Willard Among Cities to Receive Wastewater Grant Funds
Several Missouri cities will receive thousands in funding to assist with wastewater engineering.
Gov. Jay Nixon announced Friday that the Missouri Department of Natural Resources is making available $1.1 million in Small Community Engineering Assistance Program grants.
He was visiting Willard, which will receive $40,000 to address issues with stormwater entering its wastewater collection system. When this happens, it can cause the wastewater system to overflow, therefore releasing some untreated water into a watershed.
“For many communities, the local water treatment systems are old, and outdated. This puts local streams and waterways at risk of pollution and in turn, puts nearby communities that rely on these resources for drinking and recreation, at risk as well,” Nixon said in a news release. “That’s why my budget this year includes the resources to rebuild these aging water systems, and to ensure that we leave Missouri’s waters better than we found them.”
Nixon says his 2016 budget proposal includes $70 million in bonding to address wastewater and stormwater infrastructure needs throughout the state.
The Small Community Engineering Assistance Program is funded by fees generated through the state’s revolving loan fund.

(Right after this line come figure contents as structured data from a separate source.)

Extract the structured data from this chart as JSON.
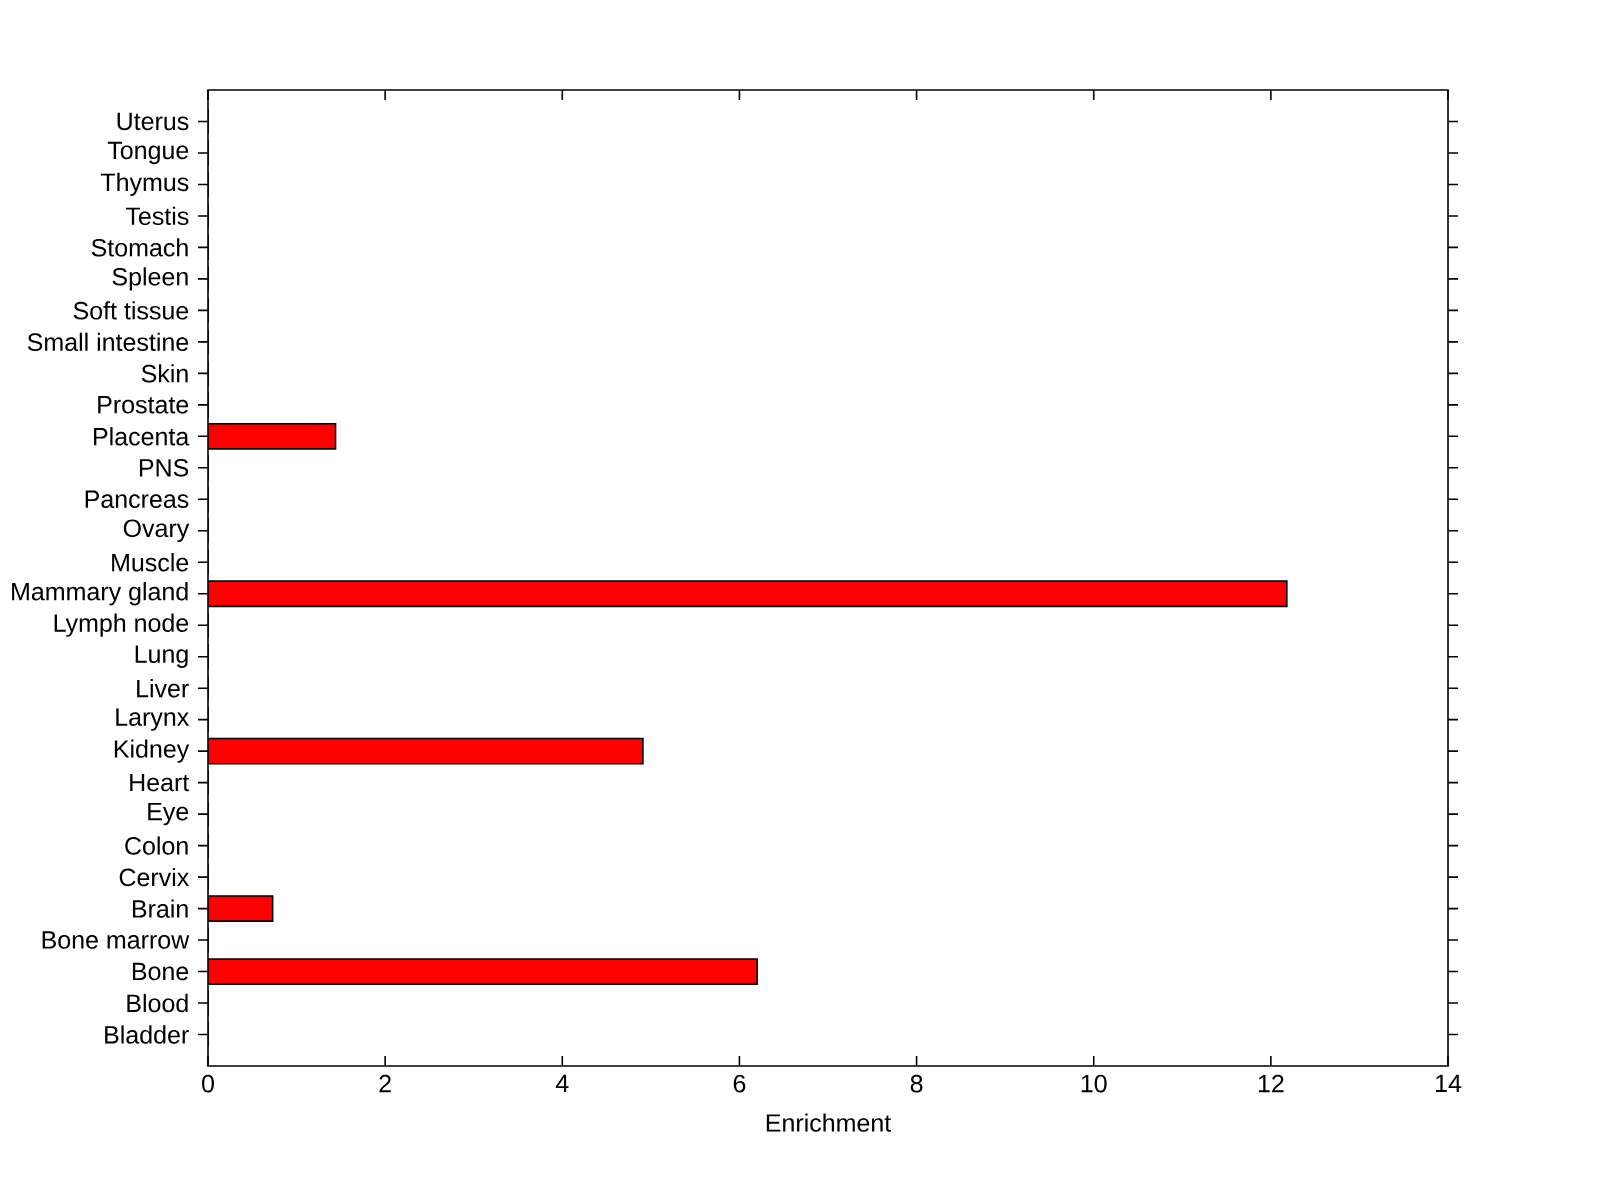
{
  "chart_data": {
    "type": "bar",
    "orientation": "horizontal",
    "categories": [
      "Uterus",
      "Tongue",
      "Thymus",
      "Testis",
      "Stomach",
      "Spleen",
      "Soft tissue",
      "Small intestine",
      "Skin",
      "Prostate",
      "Placenta",
      "PNS",
      "Pancreas",
      "Ovary",
      "Muscle",
      "Mammary gland",
      "Lymph node",
      "Lung",
      "Liver",
      "Larynx",
      "Kidney",
      "Heart",
      "Eye",
      "Colon",
      "Cervix",
      "Brain",
      "Bone marrow",
      "Bone",
      "Blood",
      "Bladder"
    ],
    "values": [
      0,
      0,
      0,
      0,
      0,
      0,
      0,
      0,
      0,
      0,
      1.44,
      0,
      0,
      0,
      0,
      12.18,
      0,
      0,
      0,
      0,
      4.91,
      0,
      0,
      0,
      0,
      0.73,
      0,
      6.2,
      0,
      0
    ],
    "color": "#ff0000",
    "xlabel": "Enrichment",
    "xlim": [
      0,
      14
    ],
    "xticks": [
      0,
      2,
      4,
      6,
      8,
      10,
      12,
      14
    ],
    "grid": false
  }
}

It offers funding for wastewater engineering costs incurred in preparation of a facility plan or engineering report. For Willard, an engineering report is projected to be completed this April.
Municipalities, public sewer or water districts and other governmental entities with a population of less than 10,000 may be eligible to receive an 80 percent grant match from the program, not to exceed $50,000.
Other area recipients announced Friday, with grants ranging from $16,000-$48,000, include the cities of Aurora, Hollister, Lockwood, Miller, Cassville, Exeter, Hartville and Seymour.
In Springfield, a community of about 160,000, city officials have been working with Greene County to generate an adequate funding model to address future wastewater and stormwater needs. On Tuesday, 10 options were presented to both entities in an effort to meet pending mandates from the Missouri DNR and Environmental Protection Agency.